Après un premier message resté sans réponse, il faudra que je rappelle la directrice pour obtenir son accord. Lors de la première des deux journées que je passerai à une semaine d'intervalle, je note :

Pendant toute la journée, il y a eu des moments de communication avec elle, de différentes façons : elle répond par oui ou non aux questions qu'on lui adresse, ou plus souvent répond de façon non verbale de façon à faire comprendre ses préférences. Elle jargonne aussi souvent à mi-voix (plus que les années précédentes me semble-t-il. Elle est attentive quand on s'adresse à elle et à de longs moments où on la sent présente à son environnement.

Durant cette journée, dont les activités proposées vont essentiellement tourner autour du coloriage, Mme Donckers va le matin passer quelques minutes avec Sylvie qui guide sa main sur la feuille. Plus tard dans la matinée, je lui propose à nouveau des crayons (p.60) :

Elle le saisit et colorie d'abord par tous petits cercles, puis par petits traits. Finalement, elle ferme les yeux en continuant à faire aller sa main tenant le crayon sur le papier, en dehors de la figure « à colorier ».

Je suis à côté d'elle pendant le repas qui se passe sans problème particulier, avec de temps à autres besoin d'aide (pour manger la glace présentée dans un petit pot, mais ni pour la soupe ni pour le plat). L'après-midi (où à nouveau du coloriage est proposé), elle « range » un peu avec moi dans la réserve, puis Sophie propose à Mariella de l'accompagner pour faire un tour (comme elle s'est approchée de la porte). Quand elles reviennent, Mme Donckers reste assise sans plus bouger, semblant très fatiguée.

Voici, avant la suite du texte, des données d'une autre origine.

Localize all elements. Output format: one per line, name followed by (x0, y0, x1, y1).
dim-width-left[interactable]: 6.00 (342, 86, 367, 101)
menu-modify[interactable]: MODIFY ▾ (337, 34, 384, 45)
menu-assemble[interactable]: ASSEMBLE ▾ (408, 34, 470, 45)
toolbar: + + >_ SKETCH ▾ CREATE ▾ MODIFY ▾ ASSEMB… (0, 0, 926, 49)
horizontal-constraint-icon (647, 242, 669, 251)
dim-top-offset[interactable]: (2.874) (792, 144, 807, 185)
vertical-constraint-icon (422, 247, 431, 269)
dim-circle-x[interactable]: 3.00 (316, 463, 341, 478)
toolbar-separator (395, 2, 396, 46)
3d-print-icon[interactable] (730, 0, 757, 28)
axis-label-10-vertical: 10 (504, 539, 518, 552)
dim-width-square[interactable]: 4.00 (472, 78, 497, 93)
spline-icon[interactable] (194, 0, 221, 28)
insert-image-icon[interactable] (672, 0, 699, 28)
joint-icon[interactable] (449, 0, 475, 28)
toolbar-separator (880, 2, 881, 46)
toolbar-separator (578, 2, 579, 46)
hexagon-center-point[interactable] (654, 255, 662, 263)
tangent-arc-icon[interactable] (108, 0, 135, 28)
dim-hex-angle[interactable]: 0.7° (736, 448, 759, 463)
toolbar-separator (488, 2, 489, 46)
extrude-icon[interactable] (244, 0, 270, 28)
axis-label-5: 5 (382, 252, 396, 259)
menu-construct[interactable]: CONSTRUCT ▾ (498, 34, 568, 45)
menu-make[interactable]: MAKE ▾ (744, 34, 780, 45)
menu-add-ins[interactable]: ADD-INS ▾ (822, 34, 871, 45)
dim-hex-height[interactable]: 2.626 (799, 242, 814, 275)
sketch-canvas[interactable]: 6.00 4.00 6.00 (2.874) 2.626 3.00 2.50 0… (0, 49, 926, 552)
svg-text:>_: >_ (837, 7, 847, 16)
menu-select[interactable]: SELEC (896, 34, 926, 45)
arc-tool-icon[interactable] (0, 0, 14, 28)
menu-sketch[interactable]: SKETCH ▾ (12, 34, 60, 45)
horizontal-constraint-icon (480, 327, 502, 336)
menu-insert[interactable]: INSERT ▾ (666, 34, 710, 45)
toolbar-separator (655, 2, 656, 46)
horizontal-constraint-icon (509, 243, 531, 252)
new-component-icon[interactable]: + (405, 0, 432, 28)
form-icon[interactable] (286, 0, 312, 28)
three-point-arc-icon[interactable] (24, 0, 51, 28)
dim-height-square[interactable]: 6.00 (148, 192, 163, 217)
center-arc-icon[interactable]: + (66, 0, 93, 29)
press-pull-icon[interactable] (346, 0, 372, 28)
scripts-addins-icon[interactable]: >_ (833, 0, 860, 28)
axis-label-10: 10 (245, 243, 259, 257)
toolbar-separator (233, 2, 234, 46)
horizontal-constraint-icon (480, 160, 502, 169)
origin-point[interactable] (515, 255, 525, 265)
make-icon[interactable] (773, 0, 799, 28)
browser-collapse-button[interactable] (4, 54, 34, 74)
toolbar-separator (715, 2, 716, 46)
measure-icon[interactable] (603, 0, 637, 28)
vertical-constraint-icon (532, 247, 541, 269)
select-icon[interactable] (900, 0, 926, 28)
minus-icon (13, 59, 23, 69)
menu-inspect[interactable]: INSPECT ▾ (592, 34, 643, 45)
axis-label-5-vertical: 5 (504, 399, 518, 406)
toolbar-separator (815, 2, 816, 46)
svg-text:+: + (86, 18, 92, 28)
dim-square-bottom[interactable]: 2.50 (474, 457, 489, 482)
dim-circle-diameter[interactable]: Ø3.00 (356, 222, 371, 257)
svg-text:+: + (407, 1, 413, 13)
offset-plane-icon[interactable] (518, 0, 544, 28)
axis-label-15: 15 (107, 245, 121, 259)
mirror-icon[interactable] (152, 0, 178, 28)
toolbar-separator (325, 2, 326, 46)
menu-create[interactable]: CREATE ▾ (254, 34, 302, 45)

Lors de la seconde journée, Mme Donckers va rester sans bouger (et comme absente) le temps du « journal » (qui s'avèrera être une discussion entre soignant·e·s autour de la St Nicolas), mais elle est loin d'être la seule dans ce cas. L'après-midi, un quiz démarre (caricatural dans la non-préparation et la non-participation des personnes accueillies) :

Avant même que le jeu ne commence, Mme Donckers va dans la pièce à rangement et se met à chipoter dans les caisses contenant des décorations de Noël. Comme Luc s'apprête à l'en empêcher – ce qu'il a fait plusieurs fois pendant l'heure de midi, en l'interpellant d'un « Madeleine, tu… » très étonnant à la Colline où le vouvoiement est normalement de rigueur – je propose de rester avec elle et de l'aider à « ranger ». Je passerai ainsi tout l'après-midi avec elle. Elle cherche dans la caisse de décoration, en tire une guirlande de Noël qu'elle tire d'une main tout en la retenant avec l'autre au risque de la casser. J'essaye juste d'éviter la casse. A ces guirlandes sont attachées des boules de Noël que Mme Donckers tente d'arracher, d'abord avec les mains, ensuite avec les dents. Avant d'avoir eu le temps d'intervenir, elle se retrouve avec une boule de Noël que je parviens à récupérer sans dommage. Je cherche quelque chose de moins problématique qui puisse l'intérêt et trouve un ensemble de feuilles argentées dont peuvent être détachées des étiquettes retenues par des pointillés. Chance : ces feuilles vont l'intéresser et elle va les manipuler de différentes façons durant le reste de l'après-midi) – je commençais à craindre de ne pas pouvoir la contenir d'une façon satisfaisante pour les soignant·e·s du centre vu leurs faibles standards. Elle me montre chaque feuille dans le détail, en me racontant – par jargonnement - des tas de choses à leur propos (elle sera très communicative pendant tout l'après-midi, très souriante, le visage ouvert). Elle découpe selon les pointillés une page et dispose les étiquettes obtenues sur un fauteuil. Elle les déplace et commente les réarrangements qu'elle opère. Nous passons ainsi une bonne après-midi. Il y a ce jour-là trois soignant·e·s pour huit ou neuf personnes accueillies. Quand bien même je n'aurais été là, je ne vois pas bien ce qui aurait empêché l'un d'eux de rester avec Mme Donckers.

 



[1] Il s'agit en l'occurrence d'un des deux centres spécialisés « démences » de Bruxelles.